A team of volunteers are going full steam ahead at restoring a 100-year-old steam engine to its former glory.
Swansea University are co-ordinating the project to restore the Musgrave engine which once powered the mills at the Hafod-Morfa Copperworks.
The engine has decayed since the works were abandoned in the 1980s, and the team of 25 volunteers hope it will become a visitor attraction.
Swansea has a long history producing copper and was known as ‘copperopolis’.
A group of 25 volunteers are currently working to restore the original gantry crane, which was used to support the engine.
It is then hoped the site will be deemed safe enough to begin work on the engine, one of Swansea’s only scheduled ancient monuments.
Project co-ordinator Stuart Griffin said he expected the entire project to take three or four years.
“It’s such an important engine and building, so to be left in the state it was had been a real concern,” he added.
It was installed in 1910 and has been credited with keeping the Hafod-Morfa site open 20 years longer than most copperworks in the area.
“This is the last mechanical remains of Swansea’s several-hundred-year copper history,” said Tom Llewelyn-Henderson, the project’s lead engineer.
Former Hafod-Morfa foreman Ivor Williams started working with the engine back in 1960 when it was already 50 years old.

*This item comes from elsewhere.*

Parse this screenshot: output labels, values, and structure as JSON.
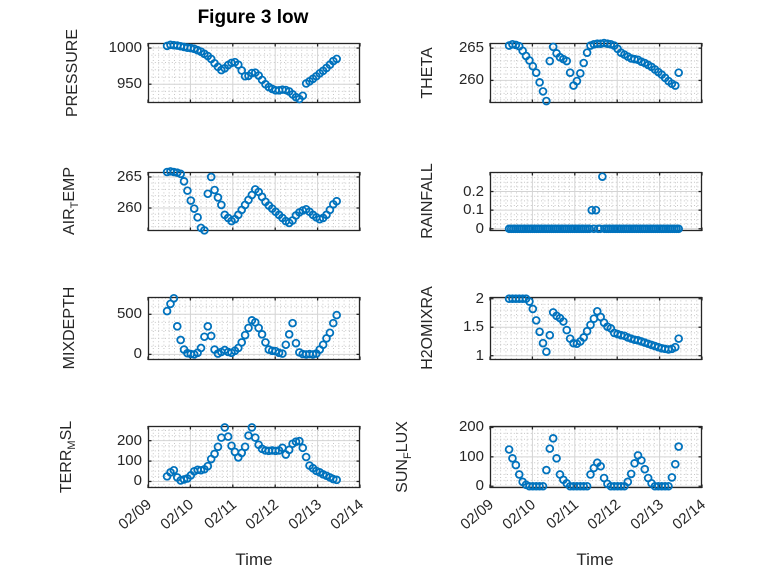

He added: “Every year we used to strip down the Musgrave engine and check it.
“We’d check the bow, check the piston, and year after year there was very little wear in the engine.”
The first phase of work, aimed at restoring the engine’s supporting crane, is set to finish in December, with funding from the Heritage Lottery Fund and Swansea Council going into a wider restoration at the site.